Por: Blimunda Pedrero

Un recuerdo, una visión, una frase o la simple conciencia de que se asiste a un momento ridículo o risible, pueden ser los causantes de unas ganas irreprimibles de reírse, aún cuando quienes nos rodean no perciban ni un ápice de lo que nos mueve a risa. Las alternativas en estos casos van desde administrar a hurtadillas una risita de desahogo, hasta aguantarse y postergar la dicha, pasando por las estrategias de poner en común el motivo de risa para no hacerlo solo, o esperar pacientemente a que se provoque un momento hilarante para aprovecharlo al máximo. Pero todas esas opciones tienen riesgos y consecuencias, porque el que se ríe a solas siempre tiene las de perder.

Reírse solo, en la mitad de una cita o reunión, o en un espacio de trabajo, es visto por lo general como un acto de mal gusto o hasta una grosería, y quienes se percatan de que alguien empieza a hacerlo sin razón aparente siempre quieren conocer el motivo. “¿De qué te estás riendo?”, preguntan sin empacho, como reclamando el derecho a saber si se están burlando de él mismo. “No, nada”, “Una bobada”, “No me parés bolas”, es la respuesta. Y queda en el aire la duda, si se burla de mí o de mi vestido, o fue algo que dije, o está hablando de mí en el chat, y es probable que la amistad o la relación laboral se afecten por andar uno riéndose a solas en público.

Este acto también acarrea la posibilidad de que a uno lo separen del grupo y del tema de conversación; que pierda credibilidad a la hora de hablar en serio; que lo tachen de loco, raro, grosero o necio. O que le toque explicar (o inventar) de manera detallada la razón de su risa, para que no crean que se burla de alguno de los presentes. Pero lo más probable es que a los demás no les de risa, al menos no tanta, y el riesgo que se corre entonces es el de ser tomado por tonto.

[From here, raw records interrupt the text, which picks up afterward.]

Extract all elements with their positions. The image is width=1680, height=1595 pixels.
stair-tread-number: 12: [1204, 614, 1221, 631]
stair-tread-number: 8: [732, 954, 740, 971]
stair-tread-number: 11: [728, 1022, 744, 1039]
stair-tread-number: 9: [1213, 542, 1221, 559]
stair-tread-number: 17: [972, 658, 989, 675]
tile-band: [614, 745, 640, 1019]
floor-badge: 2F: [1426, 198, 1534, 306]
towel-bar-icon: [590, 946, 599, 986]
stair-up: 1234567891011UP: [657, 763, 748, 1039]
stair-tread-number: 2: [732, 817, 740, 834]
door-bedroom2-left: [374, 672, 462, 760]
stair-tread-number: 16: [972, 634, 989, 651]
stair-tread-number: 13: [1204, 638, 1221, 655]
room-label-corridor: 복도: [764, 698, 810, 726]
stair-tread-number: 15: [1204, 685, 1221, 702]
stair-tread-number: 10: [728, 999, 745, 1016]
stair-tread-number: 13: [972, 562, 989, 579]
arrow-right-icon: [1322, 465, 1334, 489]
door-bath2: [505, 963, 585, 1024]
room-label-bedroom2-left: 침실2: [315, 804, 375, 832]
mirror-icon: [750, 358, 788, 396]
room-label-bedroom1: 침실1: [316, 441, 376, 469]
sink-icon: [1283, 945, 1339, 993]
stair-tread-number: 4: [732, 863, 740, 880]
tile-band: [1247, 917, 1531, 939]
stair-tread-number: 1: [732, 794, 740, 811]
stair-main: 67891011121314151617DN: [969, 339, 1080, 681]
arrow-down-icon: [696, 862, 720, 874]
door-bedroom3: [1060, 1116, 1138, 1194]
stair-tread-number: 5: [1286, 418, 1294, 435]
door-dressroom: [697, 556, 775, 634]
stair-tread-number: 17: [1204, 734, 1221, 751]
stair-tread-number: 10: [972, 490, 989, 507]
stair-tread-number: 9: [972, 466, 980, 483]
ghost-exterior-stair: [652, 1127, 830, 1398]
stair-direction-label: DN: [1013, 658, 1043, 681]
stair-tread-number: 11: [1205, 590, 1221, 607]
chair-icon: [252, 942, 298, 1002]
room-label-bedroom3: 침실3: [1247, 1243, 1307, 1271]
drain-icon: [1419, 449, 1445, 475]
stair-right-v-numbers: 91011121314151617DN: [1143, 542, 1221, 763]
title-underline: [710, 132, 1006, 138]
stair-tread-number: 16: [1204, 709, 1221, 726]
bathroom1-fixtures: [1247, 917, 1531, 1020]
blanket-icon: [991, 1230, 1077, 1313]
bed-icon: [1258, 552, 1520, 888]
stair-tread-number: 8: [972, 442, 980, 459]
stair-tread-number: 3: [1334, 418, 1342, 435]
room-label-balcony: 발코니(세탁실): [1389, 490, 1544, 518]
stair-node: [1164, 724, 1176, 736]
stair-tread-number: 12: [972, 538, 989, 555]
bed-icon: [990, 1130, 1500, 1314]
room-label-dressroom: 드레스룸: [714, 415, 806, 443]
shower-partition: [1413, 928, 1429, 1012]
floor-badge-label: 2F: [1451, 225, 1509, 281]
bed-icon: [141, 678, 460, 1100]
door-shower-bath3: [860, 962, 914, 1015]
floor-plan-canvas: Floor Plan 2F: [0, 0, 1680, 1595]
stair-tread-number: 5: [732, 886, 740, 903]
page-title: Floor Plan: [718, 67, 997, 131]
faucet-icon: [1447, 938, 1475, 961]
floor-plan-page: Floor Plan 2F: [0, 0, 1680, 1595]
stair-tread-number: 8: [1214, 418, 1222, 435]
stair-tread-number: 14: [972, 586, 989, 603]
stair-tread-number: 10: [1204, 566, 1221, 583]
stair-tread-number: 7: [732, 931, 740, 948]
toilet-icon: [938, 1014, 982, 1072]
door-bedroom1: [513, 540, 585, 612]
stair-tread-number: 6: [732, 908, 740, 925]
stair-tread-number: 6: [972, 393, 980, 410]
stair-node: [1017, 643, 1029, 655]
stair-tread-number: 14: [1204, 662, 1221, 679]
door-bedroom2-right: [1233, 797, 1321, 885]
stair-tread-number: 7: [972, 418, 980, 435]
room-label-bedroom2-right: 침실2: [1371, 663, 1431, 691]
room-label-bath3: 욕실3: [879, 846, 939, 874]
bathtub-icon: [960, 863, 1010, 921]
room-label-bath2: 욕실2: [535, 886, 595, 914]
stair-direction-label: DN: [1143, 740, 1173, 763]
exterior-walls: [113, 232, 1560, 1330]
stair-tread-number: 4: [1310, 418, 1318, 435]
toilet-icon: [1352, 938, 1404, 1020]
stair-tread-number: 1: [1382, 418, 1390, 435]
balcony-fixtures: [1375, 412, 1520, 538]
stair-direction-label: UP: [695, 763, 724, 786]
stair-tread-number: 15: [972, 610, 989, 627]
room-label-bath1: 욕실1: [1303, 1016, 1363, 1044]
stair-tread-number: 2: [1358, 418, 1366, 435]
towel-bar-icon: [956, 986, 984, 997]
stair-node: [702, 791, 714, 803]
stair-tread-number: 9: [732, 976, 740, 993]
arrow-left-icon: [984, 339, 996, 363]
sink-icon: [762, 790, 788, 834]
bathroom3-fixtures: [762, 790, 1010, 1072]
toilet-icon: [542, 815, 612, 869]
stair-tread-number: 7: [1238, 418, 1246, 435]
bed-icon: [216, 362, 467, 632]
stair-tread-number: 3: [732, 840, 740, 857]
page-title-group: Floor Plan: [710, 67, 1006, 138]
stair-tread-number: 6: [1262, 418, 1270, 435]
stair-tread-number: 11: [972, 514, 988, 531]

La opción es hacer un esfuerzo por olvidar lo que generó la risa, pensar en algo triste o doloroso. Eso, por ejemplo, le funciona muy bien a algunas personas: provocarse un intenso dolor arañándose un brazo o presionando con un bolígrafo la palma de la mano. Así, la preocupación por esa tortura ayuda a desplazar la risa.

Pero para quienes son más ágiles o expertos, una buena alternativa es el disimulo: girar la cabeza, simular un acceso de tos, escabullirse sin llamar la atención y salir de esa risa atrancada en algún baño o balcón (ya serán los desconocidos quienes lo señalen de loco).

En cualquier caso, lo menos saludable es esperar de manos cruzadas a que alguien haga una broma y ahí sí poder reírse de todo junto. Los resultados pueden ser catastróficos: sufrir uno algún tipo de afección física por constreñimiento o soltar una carcajada fuera de toda proporción y que no se corresponda con la calidad del chiste.

Sea cual fuere la destreza individual frente a este arte, que en el fondo no le causa mal a nadie, reírse a solas es de las mejores cosas que le pueden pasar al ser humano. Su maestría radica en la intimidad del momento y en la posibilidad de ser torpe y célebre a la vez.